Les affaires étaient dans cet état déplorable sur terre et sur mer, lorsqu’un homme[1] d’un génie actif et hardi, mais sage, ayant d’aussi grandes vues que le maréchal de Belle-Isle, avec plus d’esprit, sentit que la France seule pouvait à peine suffire à réparer des pertes si énormes. Il a su engager l’Espagne à soutenir la querelle ; il a fait une cause commune de toutes les branches de la maison de Bourbon[2]. Ainsi l’Espagne et l’Autriche ont été jointes avec la France par le même intérêt. Le Portugal était en effet une province de l’Angleterre, dont elle tirait cinquante millions par an ; il a fallu la frapper par cet endroit, et c’est ce qui a déterminé don Carlos, roi d’Espagne par la mort de son frère Ferdinand, à entrer dans le Portugal. Cette manœuvre est peut-être le plus grand trait de politique dont l’histoire moderne fasse mention : elle a encore été inutile. Les Anglais ont résisté à l’Espagne, et ont sauvé le Portugal.

Autrefois l’Espagne seule était redoutée de toute l’Europe, sous Philippe II, et maintenant, réunie avec la France, elle ne peut rien contre les Anglais. Le comte de La Lippe-Schombourg, l’un des seigneurs de Vestphalie, est envoyé par le roi d’Angleterre au secours du Portugal ; il n’avait jamais commandé en chef[3] ; il

  1. Le duc de Choiseul.
  2. Par la conclusion du Pacte de famille, qui est du 15 auguste 1761. (B.)
  3. Dans la première édition, Voltaire disait : « Le comte de La Lippe-Schombourg, l’un des seigneurs de Vestphalie, encore jeune, qui n’avait commandé jusqu’alors aucune troupe, qui même avait servi à peine, envoyé au secours du Portugal par le roi d’Angleterre, à la tête de quelques Hanovriens et de très-peu d’Anglais, repousse toujours les Espagnols au delà de leurs frontières ; et une flotte d’Angleterre leur a fait payer cher en Amérique leur déclaration tardive en faveur de la France.

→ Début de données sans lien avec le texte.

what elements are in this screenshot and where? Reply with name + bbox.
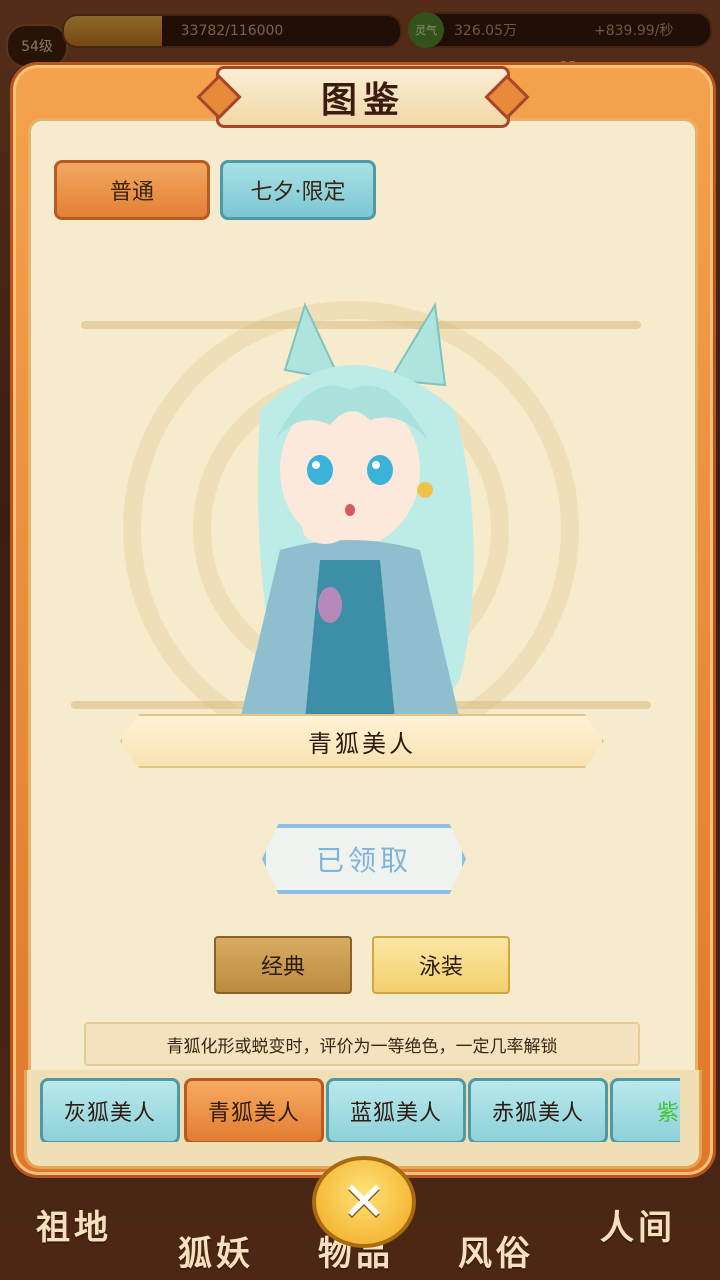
list-item-label: 青狐美人: [207, 1101, 300, 1126]
fox-girl-illustration: [240, 302, 474, 720]
tab-qixi-limited-label: 七夕·限定: [250, 180, 346, 205]
list-item-blue-green-fox[interactable]: 青狐美人: [184, 1078, 324, 1142]
list-item-label: 赤狐美人: [491, 1101, 584, 1126]
character-portrait: [190, 300, 510, 720]
nav-customs[interactable]: 风俗: [458, 1226, 534, 1275]
list-item-purple-fox[interactable]: 紫狐: [610, 1078, 680, 1142]
tab-normal-label: 普通: [109, 180, 154, 205]
page-title: 图鉴: [320, 79, 405, 121]
list-item-grey-fox[interactable]: 灰狐美人: [40, 1078, 180, 1142]
list-item-label: 蓝狐美人: [349, 1101, 442, 1126]
list-item-label: 紫狐: [656, 1101, 680, 1126]
close-button[interactable]: ✕: [312, 1156, 416, 1248]
title-banner: 图鉴: [216, 66, 510, 128]
character-list[interactable]: 灰狐美人 青狐美人 蓝狐美人 赤狐美人 紫狐: [40, 1078, 680, 1142]
skin-classic-button[interactable]: 经典: [214, 936, 352, 994]
character-name: 青狐美人: [308, 729, 416, 758]
unlock-description: 青狐化形或蜕变时，评价为一等绝色，一定几率解锁: [84, 1022, 640, 1066]
list-item-blue-fox[interactable]: 蓝狐美人: [326, 1078, 466, 1142]
nav-human-world[interactable]: 人间: [600, 1200, 676, 1249]
list-item-label: 灰狐美人: [63, 1101, 156, 1126]
unlock-description-text: 青狐化形或蜕变时，评价为一等绝色，一定几率解锁: [166, 1036, 558, 1057]
tab-normal[interactable]: 普通: [54, 160, 210, 220]
skin-classic-label: 经典: [260, 955, 305, 980]
close-icon: ✕: [341, 1170, 387, 1233]
list-item-red-fox[interactable]: 赤狐美人: [468, 1078, 608, 1142]
nav-fox-demons[interactable]: 狐妖: [178, 1226, 254, 1275]
skin-swimsuit-label: 泳装: [418, 955, 463, 980]
nav-ancestral-land[interactable]: 祖地: [36, 1200, 112, 1249]
tab-qixi-limited[interactable]: 七夕·限定: [220, 160, 376, 220]
claimed-button[interactable]: 已领取: [262, 824, 466, 894]
claimed-button-label: 已领取: [315, 844, 412, 877]
character-name-banner: 青狐美人: [120, 714, 604, 768]
skin-swimsuit-button[interactable]: 泳装: [372, 936, 510, 994]
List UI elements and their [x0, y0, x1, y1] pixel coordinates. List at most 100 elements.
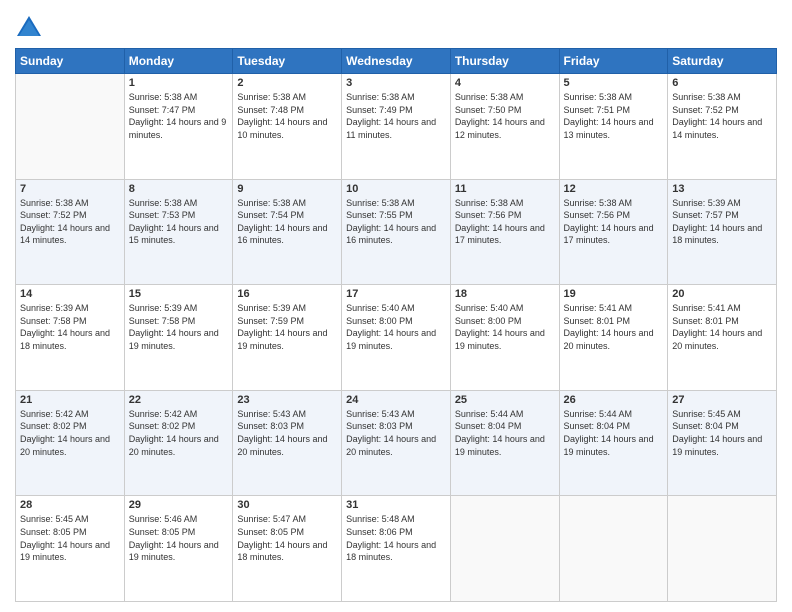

La Havane, etc. »

    Une réclamation fut insérée dans le Journal encyclopédique du 1er avril 1769 (tome III, page 122) où l’on racontait les services militaires du comte régnant de Schombourg La Lippe, et où l’on niait qu’il eût des troupes hanovriennes on Portugal.

    Voltaire fit insérer dans le tome IV du même Journal (15 juin 1769, page 466} la déclaration que voici :

    « L’auteur s’est servi d’un terme très-impropre en disant que le comte régnant de La Lippe-Schombourg n’avait point encore commandé de troupes, lorsqu’il se signala, en 1762, dans la défense du Portugal. Il est vrai que sa campagne du Portugal n’en serait que plus glorieuse ; mais il fallait dire qu’il n’avait point encore été général d’armée. Cette petite méprise est corrigée dans les éditions nouvelles auxquelles on travaille actuellement. À Ferney, le 30 avril 1769. »

    La correction fut faite en effet dans l’édition in-4o, tome XII, datée de 1709. (B.)